Wednesday, May 23, 2012

Adieu French: comparing English and French Wikipedias

The English and French Wikipedias are the world's first and third largest versions of the encyclopedia (containing 3.9 and 1.3 million articles respectively).   

I thought that it might be instructive to compare the geographic coverage of the two. Even though there is three times as much content in English than French, one might assume that there are plenty of parts of the world in which people are more likely to annotate or augment space with French content. 

The results are contained in the map below:

We ultimately see only a few countries in which there is more French content: France (of course), Belgium, Luxembourg, the Francophone parts of the Maghreb (Algeria, Morocco, and Tunisia), the DRC, Senegal, and surprisingly Bosnia, Montenegro, and Kosovo.

You would expect the first eight countries on the list to have more French content than English, but there seems to be no obvious reason why Bosnia, Montenegro, and Kosovo have more French-language information about them. Then again, there is not necessarily a reason why there should be more English-language content in every other country in which neither French nor English is the primary language spoken.

Also interesting is that much of the rest of the Francophone world has more English-language content then French. Madagascar, Haiti, Cameroon, Mali etc. all have more written about them in English than French.

What does this map tell us? We know that the number of Wikipedia articles about a place isn't necessarily a great proxy for broader social or cultural relationships and patterns (e.g. the example of the heavy focus on Turkey in the Swahili Wikipedia). But perhaps these patterns of attention do still tell us something about the importance of English vs. French in some of these places. Rwanda, for instance, has more English-language content: a fact that reflects the country's shift into the Anglophone sphere.

Perhaps in much of the rest of the Francophone world we are also seeing a similar (although likely less-pronounced) shift towards use of English as a means of non-local communication and local representation to a broader audience.

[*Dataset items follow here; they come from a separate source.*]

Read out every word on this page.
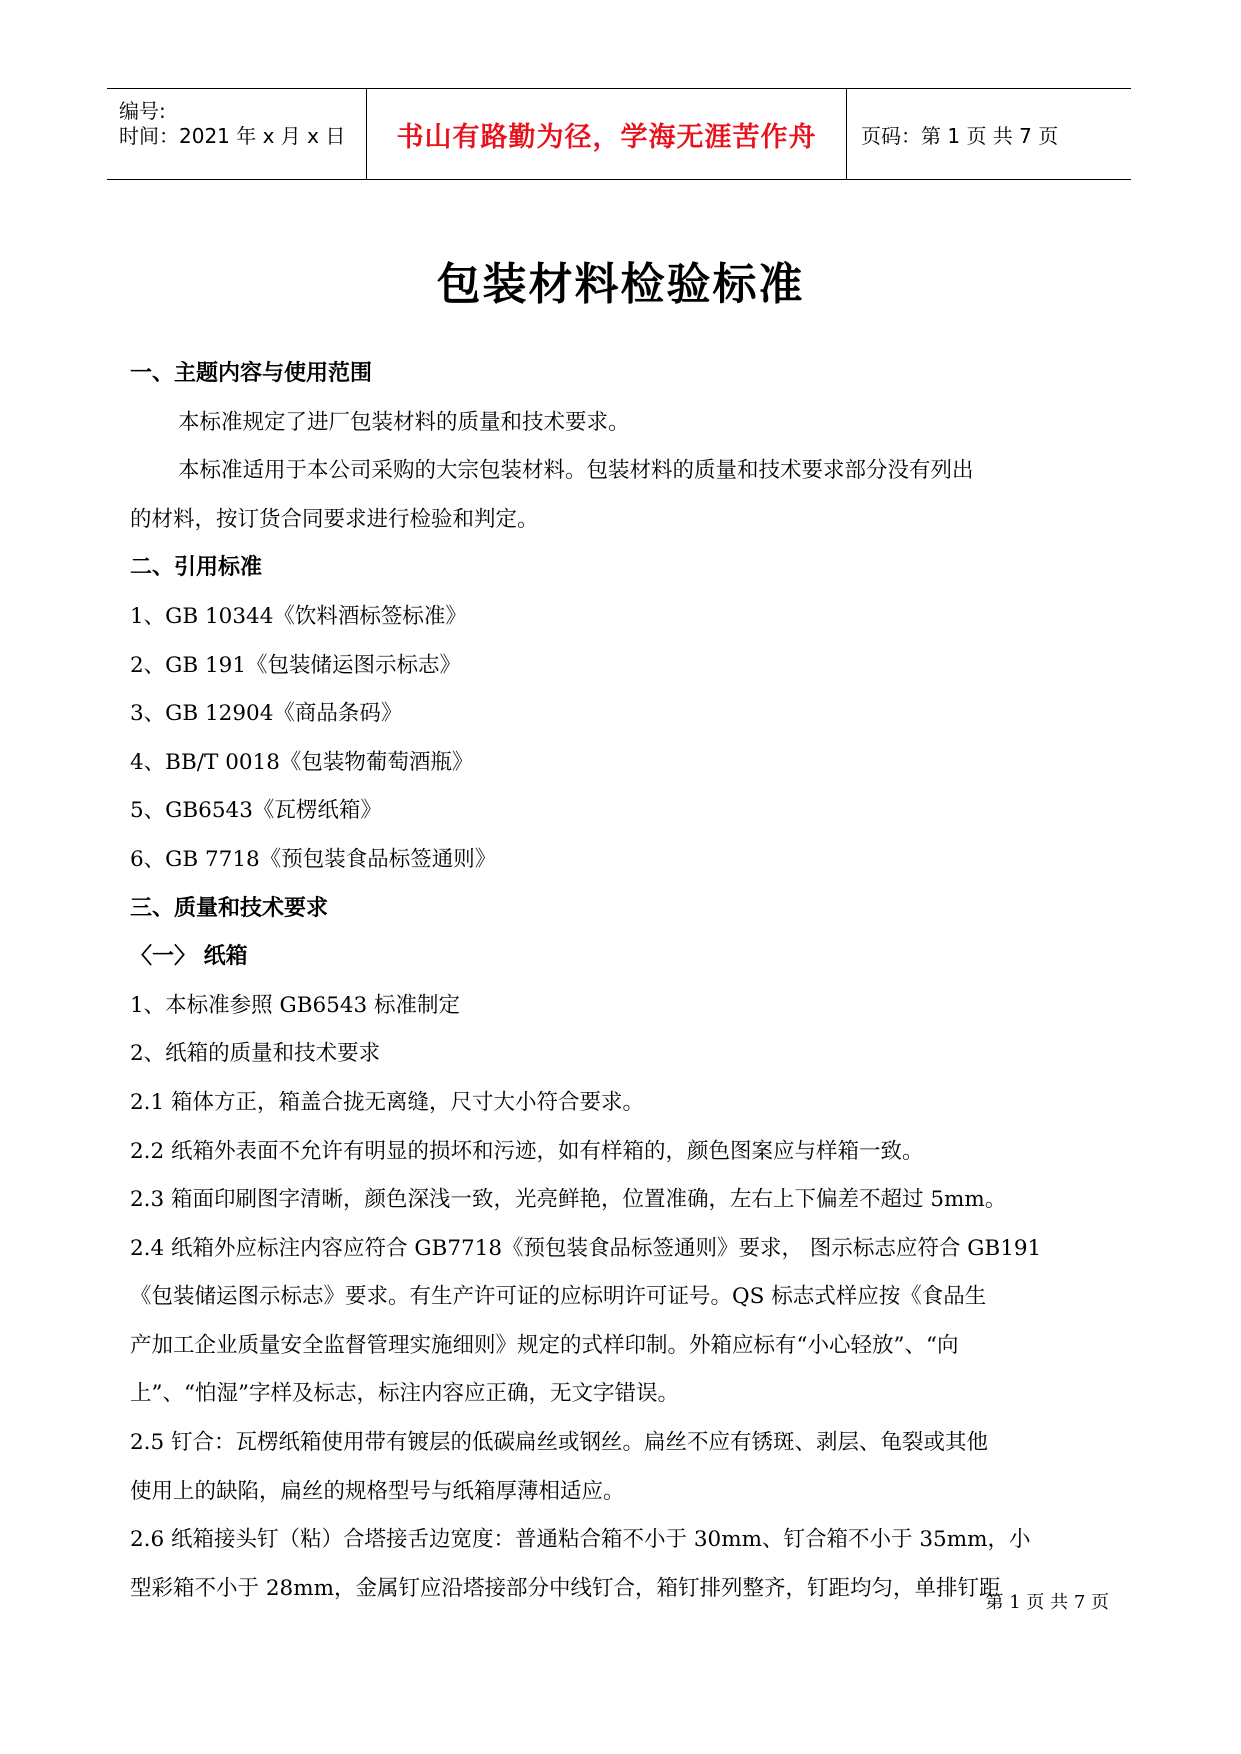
编号:
时间：2021 年 x 月 x 日	书山有路勤为径，学海无涯苦作舟	页码：第 1 页 共 7 页
包装材料检验标准
一、主题内容与使用范围
本标准规定了进厂包装材料的质量和技术要求。
本标准适用于本公司采购的大宗包装材料。包装材料的质量和技术要求部分没有列出
的材料，按订货合同要求进行检验和判定。
二、引用标准
1、GB 10344《饮料酒标签标准》
2、GB 191《包装储运图示标志》
3、GB 12904《商品条码》
4、BB/T 0018《包装物葡萄酒瓶》
5、GB6543《瓦楞纸箱》
6、GB 7718《预包装食品标签通则》
三、质量和技术要求
〈一〉 纸箱
1、本标准参照 GB6543 标准制定
2、纸箱的质量和技术要求
2.1 箱体方正，箱盖合拢无离缝，尺寸大小符合要求。
2.2 纸箱外表面不允许有明显的损坏和污迹，如有样箱的，颜色图案应与样箱一致。
2.3 箱面印刷图字清晰，颜色深浅一致，光亮鲜艳，位置准确，左右上下偏差不超过 5mm。
2.4 纸箱外应标注内容应符合 GB7718《预包装食品标签通则》要求， 图示标志应符合 GB191
《包装储运图示标志》要求。有生产许可证的应标明许可证号。QS 标志式样应按《食品生
产加工企业质量安全监督管理实施细则》规定的式样印制。外箱应标有“小心轻放”、“向
上”、“怕湿”字样及标志，标注内容应正确，无文字错误。
2.5 钉合：瓦楞纸箱使用带有镀层的低碳扁丝或钢丝。扁丝不应有锈斑、剥层、龟裂或其他
使用上的缺陷，扁丝的规格型号与纸箱厚薄相适应。
2.6 纸箱接头钉（粘）合塔接舌边宽度：普通粘合箱不小于 30mm、钉合箱不小于 35mm，小
型彩箱不小于 28mm，金属钉应沿塔接部分中线钉合，箱钉排列整齐，钉距均匀，单排钉距
第 1 页 共 7 页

I'd welcome any further thoughts or questions....

(for more information about this work, have a look at the other blog posts I've written about the geographies of Wikipedia)


Julien said...

On the French Wikipedia there is a very active editor specialized on the Balkan. He created iirc 14k articles (cities, rivers, people…) on this topic so that explains the focus. He also created articles about Serbia but I guess the English wp is also quite populated on this topic so not visible on the map.

Did you guys use weight to compare the number of articles or do you compare absolute values? The naive weight, if one looked at the total number of articles of both wikipedias, would be three. It could show other trends. But that weight wouldn't tell the whole story: once you've covered some topic pretty extensively you don't grow as fast as when the topic is not covered at all (I see this intuitively as a log curve).

Jacques said...

There may also be historical reasons to the French Wikipedia being more developed than the English one on the Balkans. I think it has to do with the role of France in the Yugoslav Wars.

1. France with its then-President Chirac is considered to have been at the forefront of the creation of the Rapid Reaction Force, one of the main instruments of the NATO military response. It led to the liberation of Sarajevo from the forces of Karadzic and allowed humanitarian aid to reach the city. Chirac was recently made honorary citizen of Sarajevo for those reasons.

2. On the other had, the French laisez-faire (and NATO's, but particularly from Europeans) regarding the Sebrenica massacre has been a very hot topic during the last decade. France has been at the centre since the commanding officer was a French general (Janvier) and that France never conducted rigorous inquiries into the matter, unlike the Dutch.

3. The bombing of Sarajevo in 1992 is a very symbolic event for Europeans, since it was the first time since WII that Europeans were bombing other Europeans. This is particularly true for French people as France was at the centre of WWII and also a "friend" of Serbia since WWI (celebrated in Serbia, and notably Belgrad, by many memorial monuments, which were then trashed during the Yugoslav Wars).

bouchecl said...

It would have been more interesting to compare Wikipedias with a similar size (German vs French) rather than compare the huge English wiki with the (much smaller) French one.

I mainly contribute to the French WP (33k+ edits) but I will translate some of my work for an English speaking audience (I have ~4K edits in English).

The larger edition will benefit from the spillover effect of people like me who can write in English as a second language.

As topic for further research, I would be interested to read a comparison of a multilingual country coverage by region (province, canton, state) and language. Switzerland or Canada would be obvious targets for such a research.

SammyDay said...

Maybe this map tell us... nothing. Why not ?

Scott said...

It's also interesting to note that beyond the raw numbers there are often differences in what topics are written about in each language. The French edition still has many articles that have no English equivalent (I would guess even in some areas where English has a larger number of raw articles.)

Here's a map with German, Spanish, and Portuguese that excludes English. I didn't include French, but it wouldn't be so hard to add it.

For both these maps, I think it would be useful in the future to use shades of the colors to indicate how great the differences is between the article counts (1 more English than French article vs 1000 more English than French articles about a country is a large difference not shown in any of the maps I've seen/made).